We arrived one night in our second year at a manor house in the far south. We had been picked up at the train station by a taciturn man with a wagon, the least-enthusiastic welcoming committee we'd had in some time. At the house, there were a dozen people, rather than the sixty or eighty we expected. The mood was peculiarly tense. I asked the wagon driver if a harvest was underway. The man, whose eyes were hidden under a sweat-stained fedora, fumbled nervously with the handkerchief tied around his neck. A better-dressed gentleman at the front of the room spoke up. "No harvest. We didn't plant this season."
Following the performance, there were no encores, and no postconcert festivities. The wagon driver gave us a ride back to the town center. Iron gates covered the shoe-repair shop and one of the town's two bakeries. The pharmacy was boarded over. We ate sandwiches at the train station, where we finally learned from the stationmaster what had happened to the townsfolk. With seed prices high and crop prices low, word had spread that most laborers would lose their jobs. Fearing reprisals, landowners and the local civil guard had trucked two loads of farmworkers away from the town—carted them three hundred kilometers west and left them there.
"What, like unwanted kittens in a burlap sack?" Gauthier said.
"I won't have this!" Al-Cerraz said sharply, and I turned to him with interest. Despite his fame in Spain—his access to reporters and high society ladies and artistic opinion-makers—I had never known him to attach his name to any cause. Perhaps he simply hadn't been incensed enough.
"I won't have this," he repeated—but he was not referring to the laborers. "I won't have my time and energy wasted." He turned to the railway table, and then to Gauthier. "Is there an earlier train out of here?"
That second year of touring, a reviewer in one of the larger cities made first mention of my contributions to the trio. By the end of the next year, a good quarter of the reviews praised my playing first; a smaller number offered first attentions to Gauthier, which still left the majority to fawn on Al-Cerraz.
By 1917, Gauthier was rarely mentioned at all. "It's only because you're French," I tried to console him, though he refused to act as if he needed any consolation. "The war, you understand. Everyone defending their own."
"If anything, my nationality should gain me sympathy," he said. "Don't your countrymen appreciate that we 're fighting in your stead?"
But that wasn't how Spaniards saw it.
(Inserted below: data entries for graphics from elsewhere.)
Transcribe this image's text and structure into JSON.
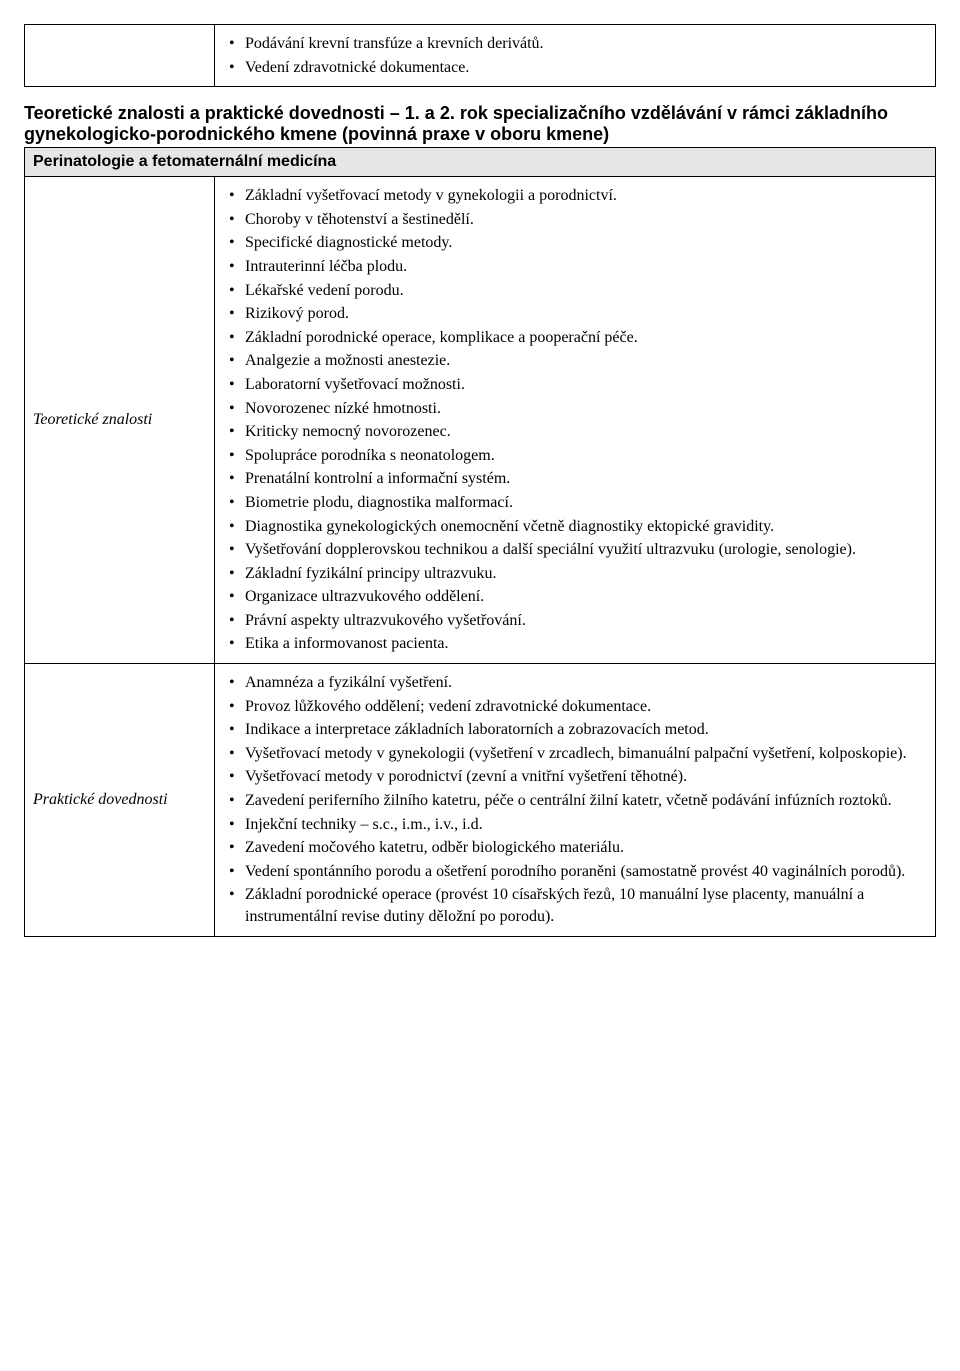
{
  "colors": {
    "background": "#ffffff",
    "text": "#000000",
    "border": "#000000",
    "header_bg": "#e6e6e6"
  },
  "top_table": {
    "left_label": "",
    "items": [
      "Podávání krevní transfúze a krevních derivátů.",
      "Vedení zdravotnické dokumentace."
    ]
  },
  "section_title": "Teoretické znalosti a praktické dovednosti – 1. a 2. rok specializačního vzdělávání v rámci základního gynekologicko-porodnického kmene (povinná praxe v oboru kmene)",
  "header_text": "Perinatologie a fetomaternální medicína",
  "row1": {
    "label": "Teoretické znalosti",
    "items": [
      "Základní vyšetřovací metody v gynekologii a porodnictví.",
      "Choroby v těhotenství a šestinedělí.",
      "Specifické diagnostické metody.",
      "Intrauterinní léčba plodu.",
      "Lékařské vedení porodu.",
      "Rizikový porod.",
      "Základní porodnické operace, komplikace a pooperační péče.",
      "Analgezie a možnosti anestezie.",
      "Laboratorní vyšetřovací možnosti.",
      "Novorozenec nízké hmotnosti.",
      "Kriticky nemocný novorozenec.",
      "Spolupráce porodníka s neonatologem.",
      "Prenatální kontrolní a informační systém.",
      "Biometrie plodu, diagnostika malformací.",
      "Diagnostika gynekologických onemocnění včetně diagnostiky ektopické gravidity.",
      "Vyšetřování dopplerovskou technikou a další speciální využití ultrazvuku (urologie, senologie).",
      "Základní fyzikální principy ultrazvuku.",
      "Organizace ultrazvukového oddělení.",
      "Právní aspekty ultrazvukového vyšetřování.",
      "Etika a informovanost pacienta."
    ]
  },
  "row2": {
    "label": "Praktické dovednosti",
    "items": [
      "Anamnéza a fyzikální vyšetření.",
      "Provoz lůžkového oddělení; vedení zdravotnické dokumentace.",
      "Indikace a interpretace základních laboratorních a zobrazovacích metod.",
      "Vyšetřovací metody v gynekologii (vyšetření v zrcadlech, bimanuální palpační vyšetření, kolposkopie).",
      "Vyšetřovací metody v porodnictví (zevní a vnitřní vyšetření těhotné).",
      "Zavedení periferního žilního katetru, péče o centrální žilní katetr, včetně podávání infúzních roztoků.",
      "Injekční techniky – s.c., i.m., i.v., i.d.",
      "Zavedení močového katetru, odběr biologického materiálu.",
      "Vedení spontánního porodu a ošetření porodního poraněni (samostatně provést 40 vaginálních porodů).",
      "Základní porodnické operace (provést 10 císařských řezů, 10 manuální lyse placenty, manuální a instrumentální revise dutiny děložní po porodu)."
    ]
  }
}
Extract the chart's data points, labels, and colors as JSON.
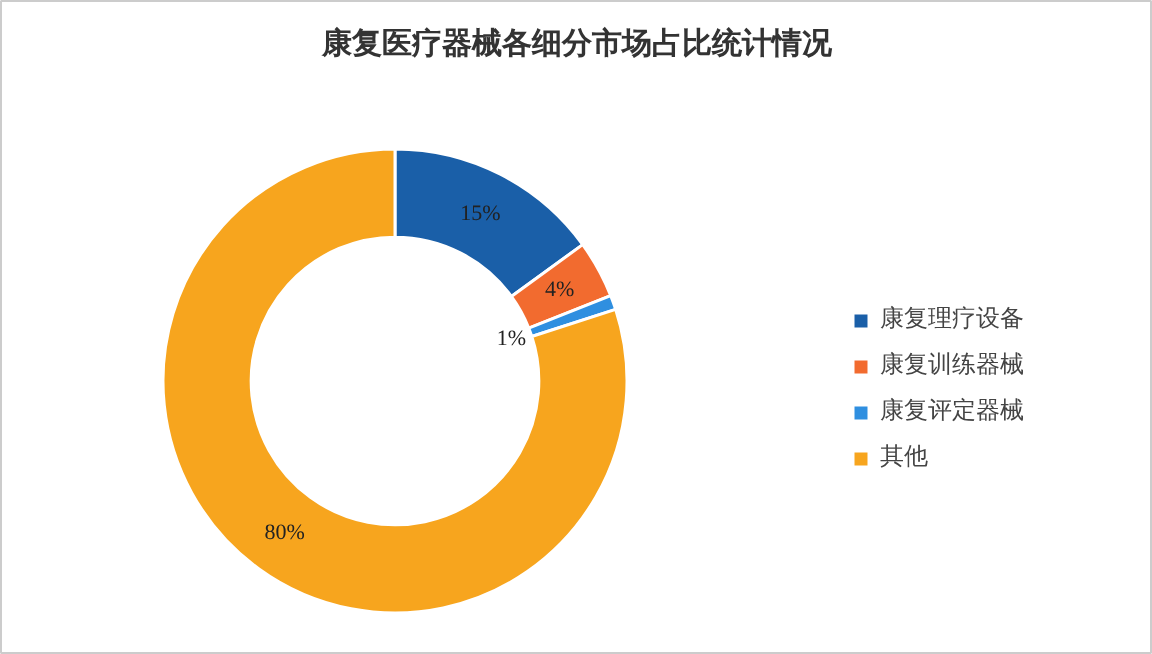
{
  "chart_data": {
    "type": "donut",
    "title": "康复医疗器械各细分市场占比统计情况",
    "categories": [
      "康复理疗设备",
      "康复训练器械",
      "康复评定器械",
      "其他"
    ],
    "values": [
      15,
      4,
      1,
      80
    ],
    "colors": [
      "#1a5fa8",
      "#f26b2f",
      "#2f8fe0",
      "#f7a51e"
    ],
    "value_labels": [
      "15%",
      "4%",
      "1%",
      "80%"
    ],
    "legend": "right"
  }
}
We endeavored to remain neutral in the war. As Al-Cerraz had predicted, that neutrality offered benefits, and a prestige Spain hadn't enjoyed in our lifetimes. New diplomatic and business offices opened in Madrid, Barcelona, Bilbao, and elsewhere. Coal mining and steel production surged. Industrialists profited from the opportunity to supply what the rest of war-torn Europe could not.